Von Katzen und Störchen. Einige Anmerkungen zur Jahresreise 2019 nach Kastilien

Von Katzen und Störchen. Einige Anmerkungen zur Jahresreise 2019 nach Kastilien

Nachdem Mitglieder des Freundeskreises vor zwei Jahren auf einer Reise nach Lissabon und Mittelportugal die Schönheiten Portugals entdeckt hatten, wurden in diesem Jahr Madrid und Kastilien zum Ziel der Jahresreise ausgewählt.
Im ersten Teil der Reise besuchten wir Toledo und die großen Museen in Madrid, im zweiten Teil den Escorial sowie die Städte Avila, Segovia und Salamanca.
Die größte Sehenswürdigkeit von Toledo ist vielleicht für jeden, der zum ersten Mal die Stadt besucht, das Stadtpanorama, das sich von der anderen Seite des Flusses bietet. Vergleicht man das heutige Panorama mit El Grecos berühmtem Gemälde “Toledo bei Gewitter“, so wird man trotz des Abstandes von vierhundert Jahren kaum Unterschiede feststellen können – die Zeit scheint stehengeblieben zu sein. In der Stadt ist die größte Sehenswürdigkeit zweifelsfrei die gotische Kathedrale Maria Himmelfahrt. Dem Grundriss nach handelt es sich um eine fünfschiffige Basilika ohne Querschiffe, aber mit einem weit ins Mittelschiff vorgezogenen Chor und mit für gotische Kirchen ungewöhnlich breiten Jochen. Auch der Wandaufbau entspricht nicht der Hochgotik.

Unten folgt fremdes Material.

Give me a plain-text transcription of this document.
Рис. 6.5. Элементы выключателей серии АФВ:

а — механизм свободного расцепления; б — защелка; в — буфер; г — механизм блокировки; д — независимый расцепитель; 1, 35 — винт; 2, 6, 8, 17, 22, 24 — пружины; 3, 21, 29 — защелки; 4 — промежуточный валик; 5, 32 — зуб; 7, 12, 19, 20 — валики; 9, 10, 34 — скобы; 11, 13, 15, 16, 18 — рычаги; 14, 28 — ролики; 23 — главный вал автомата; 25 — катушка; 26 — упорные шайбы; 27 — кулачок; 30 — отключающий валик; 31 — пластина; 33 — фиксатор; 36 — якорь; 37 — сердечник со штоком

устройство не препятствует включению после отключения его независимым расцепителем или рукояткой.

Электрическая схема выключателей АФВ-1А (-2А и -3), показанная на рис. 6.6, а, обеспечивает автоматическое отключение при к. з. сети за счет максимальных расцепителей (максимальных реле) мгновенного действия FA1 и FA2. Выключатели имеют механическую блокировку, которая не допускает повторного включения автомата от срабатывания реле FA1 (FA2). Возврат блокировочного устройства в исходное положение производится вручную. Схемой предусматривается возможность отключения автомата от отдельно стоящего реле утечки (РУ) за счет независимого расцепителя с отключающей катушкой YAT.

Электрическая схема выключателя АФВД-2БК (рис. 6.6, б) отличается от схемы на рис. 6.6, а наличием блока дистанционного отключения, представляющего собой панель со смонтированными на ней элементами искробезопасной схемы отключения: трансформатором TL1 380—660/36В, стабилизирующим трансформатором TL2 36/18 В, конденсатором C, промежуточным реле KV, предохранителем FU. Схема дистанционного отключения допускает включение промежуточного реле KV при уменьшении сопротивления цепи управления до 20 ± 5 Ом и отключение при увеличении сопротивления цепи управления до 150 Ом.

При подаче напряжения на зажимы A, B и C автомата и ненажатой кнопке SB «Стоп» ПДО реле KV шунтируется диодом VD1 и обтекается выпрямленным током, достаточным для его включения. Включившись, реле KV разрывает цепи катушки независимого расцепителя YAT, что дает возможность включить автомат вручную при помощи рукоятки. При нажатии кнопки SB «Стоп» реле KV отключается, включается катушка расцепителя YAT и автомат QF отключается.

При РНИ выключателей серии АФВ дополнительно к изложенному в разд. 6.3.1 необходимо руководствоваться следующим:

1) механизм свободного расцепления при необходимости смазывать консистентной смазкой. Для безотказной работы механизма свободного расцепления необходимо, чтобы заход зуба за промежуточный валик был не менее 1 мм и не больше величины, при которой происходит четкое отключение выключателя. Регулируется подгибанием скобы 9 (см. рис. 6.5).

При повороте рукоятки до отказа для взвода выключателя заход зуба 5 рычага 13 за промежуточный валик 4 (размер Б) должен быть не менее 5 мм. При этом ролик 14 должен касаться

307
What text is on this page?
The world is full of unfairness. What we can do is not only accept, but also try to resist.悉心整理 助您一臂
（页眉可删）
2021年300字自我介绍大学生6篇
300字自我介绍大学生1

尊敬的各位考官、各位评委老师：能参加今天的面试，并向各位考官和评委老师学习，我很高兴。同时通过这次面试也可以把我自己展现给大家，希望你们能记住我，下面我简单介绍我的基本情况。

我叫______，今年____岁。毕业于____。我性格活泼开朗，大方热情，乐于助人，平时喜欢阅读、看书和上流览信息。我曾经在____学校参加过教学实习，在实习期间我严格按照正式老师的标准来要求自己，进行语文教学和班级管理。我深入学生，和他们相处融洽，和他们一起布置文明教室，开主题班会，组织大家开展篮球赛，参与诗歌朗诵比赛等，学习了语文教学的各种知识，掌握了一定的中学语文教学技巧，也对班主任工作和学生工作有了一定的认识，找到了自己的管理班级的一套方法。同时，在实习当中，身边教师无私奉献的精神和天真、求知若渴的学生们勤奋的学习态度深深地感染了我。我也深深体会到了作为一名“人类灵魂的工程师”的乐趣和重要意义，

Die Wandgliederung ist zweizonig, die Wand hat kein Triforium, besitzt dafür mit einer Höhe von 17 m sehr hohe mittlere Seitenschiffe. Dadurch könnte man die Kathedrale in Toledo auch als Staffelbasilika charakterisieren, die bezüglich ihrer Raumwirkung an die Kathedralen von Bourges und Le Mans erinnert.
Von den anderen religiösen Bauwerken der Stadt sind vor allem der zweistöckige Kreuzgang des Klosters San Juan de los Reyes hervorzuheben und die kleine Kapelle der unbefleckten Empfängnis in  der Kirche Santo Tomé, in der El Grecos berühmtes Gemälde „Das Begräbnis des Grafen von Orgaz“ hängt.
Eingebettet war der Ausflug nach Toledo in zwei Madrid-Tage, an denen die großen Museen, erst der Prado, dann Reina Sofia, schließlich die Sammlung Thyssen-Bornemisza und das königliche Stadtschloss besichtigt wurden. Am ersten Tag in Madrid konnte die Führung angesichts der ca. 1500 Gemälde, die im Prado ausgestellt sind, trotz einer fast zweistündigen Dauer nur einen ersten Eindruck vermitteln. Schwerpunkte der Führung waren Werke der Renaissance und Beispiele von Goyas Schaffen. Zur Erinnerung: Besprochen wurden u. a. „Die Kreuzabnahme“ von van der Weyden, „Der Heuwagen“ von Bosch, „Adam und Eva“ von Dürer, „Der Triumpf des Todes“ von Bruegel, sowie die beiden „Majas“ und „Die Erschießung der Aufständischen“ von Goya. Am Nachmittag desselben Tages standen wir im Reina Sofia vor Picassos „Guernica“. Welches Bild war eindrucksvoller? Ich weiß es nicht.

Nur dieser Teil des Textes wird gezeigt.